As driver licenses, passports and bank cards enable the virtual, is secure identity within reach?
Combining strands with layered identity
Systems like those from MorphTrust and SecureKey are taking early steps to bridge physical credentials with virtual users, but these are just two of the efforts underway to assure an identity online. There are other technologies and approaches that can be used in the background to validate an identity and move beyond self-asserted credentials and standalone KBA.
Setting up an identity for an individual online should be a process rather than a single action at a single point in time, says CA’s Vaidhyanathan. “Collect basic information from people at the start – for example a small amount of knowledge-based authentication to on-board a user – but don’t start them off with the high level of authentication,” he explains.
Using KBA as one ingredient of an identity recipe is what Idology recommends, says John Dancu, president and CEO at the company. Idology’s products work in the background to help figure out whether or not an identity is legitimate. “We have to assume that data has a high-probability of being breached and the idea of taking data and matching it to public records isn’t sufficient,” he explains.
Idology look at the data someone is presenting, examines the devices and looks for malware, geo-location and other attributes, Dancu says. A lot can be determined by looking at location and activity-based attributes. “If the same customers are all coming in from the same location within a matter of minutes it raises fraud flags,” he says.
All of these attributes can be checked in the background and as long as no flags are raised the transaction can take place with a high level of assurance, Dancu says. If some of the flags are raised you add additional layers, such as KBA, to raise the bar. “When you pull together all the other attributes you can validate a legitimate customer pretty quickly,” he explains. “You have to look at the other factors and then only go to KBA when you have to.”
Idology works with retail, financial services and health care companies. One of its latest focuses involves the mobile device and being able to identify people even if they switch handsets or carriers. “More fraud is coming from mobile and we want to establish persistence on these devices,” Dancu adds.
This is an area that Payfone focuses on as well. Payfone works with all four of the major mobile networks to identify device owners, regardless of whether they switched handsets or carriers, says Mike Bijelich, director of strategic deployments at the company.

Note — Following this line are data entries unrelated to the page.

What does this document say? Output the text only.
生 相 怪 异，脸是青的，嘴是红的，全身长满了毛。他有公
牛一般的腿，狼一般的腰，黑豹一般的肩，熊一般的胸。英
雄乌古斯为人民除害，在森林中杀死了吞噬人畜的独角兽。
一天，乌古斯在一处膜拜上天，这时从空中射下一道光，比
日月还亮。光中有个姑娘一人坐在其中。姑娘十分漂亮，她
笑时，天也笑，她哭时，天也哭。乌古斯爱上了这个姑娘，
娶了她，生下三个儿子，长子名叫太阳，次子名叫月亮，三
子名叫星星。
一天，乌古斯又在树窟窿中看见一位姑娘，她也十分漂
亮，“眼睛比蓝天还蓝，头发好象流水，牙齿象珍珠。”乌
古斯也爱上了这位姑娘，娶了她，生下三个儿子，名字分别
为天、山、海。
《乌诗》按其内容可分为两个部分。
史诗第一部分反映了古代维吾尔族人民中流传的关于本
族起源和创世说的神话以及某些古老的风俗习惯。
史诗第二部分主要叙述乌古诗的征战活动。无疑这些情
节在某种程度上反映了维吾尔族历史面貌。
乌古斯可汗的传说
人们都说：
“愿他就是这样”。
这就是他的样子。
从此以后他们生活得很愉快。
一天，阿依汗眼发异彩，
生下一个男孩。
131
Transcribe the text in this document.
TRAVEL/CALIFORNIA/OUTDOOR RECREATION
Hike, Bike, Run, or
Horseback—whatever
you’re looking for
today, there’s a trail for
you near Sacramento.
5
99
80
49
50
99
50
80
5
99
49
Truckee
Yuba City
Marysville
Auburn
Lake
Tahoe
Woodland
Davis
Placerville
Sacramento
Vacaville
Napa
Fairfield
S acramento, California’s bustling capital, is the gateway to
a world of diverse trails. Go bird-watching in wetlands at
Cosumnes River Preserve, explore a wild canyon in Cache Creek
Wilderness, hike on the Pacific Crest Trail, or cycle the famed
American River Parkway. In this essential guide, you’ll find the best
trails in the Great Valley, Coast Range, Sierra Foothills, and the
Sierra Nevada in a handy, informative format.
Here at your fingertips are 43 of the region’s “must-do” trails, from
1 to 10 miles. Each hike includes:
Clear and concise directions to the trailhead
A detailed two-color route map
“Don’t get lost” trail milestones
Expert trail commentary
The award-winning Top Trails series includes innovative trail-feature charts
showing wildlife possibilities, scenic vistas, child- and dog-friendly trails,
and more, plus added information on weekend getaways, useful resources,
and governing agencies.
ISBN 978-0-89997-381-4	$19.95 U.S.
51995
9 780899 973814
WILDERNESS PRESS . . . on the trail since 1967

For example, if a customer is using a financial institution’s app on a new mobile device, the institution sees an IP address, cookie and some other details. With Payfone the institution will also see what mobile operator the phone is on, whether it’s a new device and if there have been any changes with the customer. “We tie the mobile network identity to the login event and then tokenize it and add it to our intelligence,” Bijelich explains. “With our technology in the background, fewer authentication challenges are required.”
As the mobile device number is increasingly becoming one of the more valued identity attributes, it’s important to know something about who owns that device, Bijelich says. In essence, the mobile, its device ID and the individual’s phone number are comparable to a modern day driver license.
But mobile has the added benefit of already crossing the physical and virtual realms. Companies like Idology and Payfone are breaking new ground, exploring how the mobile and the vetting done by carriers can be leveraged for identity purposes.
Mapping the wallet’s DNA
Mobile phones, passports, driver li¬censes and bank cards hold the DNA to link the physical world with the digital. Enabling attributes from these documents and devices to be used for digital identification can solve two of the biggest problems out there: getting new credentials into the hands of consumers and making sure they have been thoroughly vetted prior to issuance.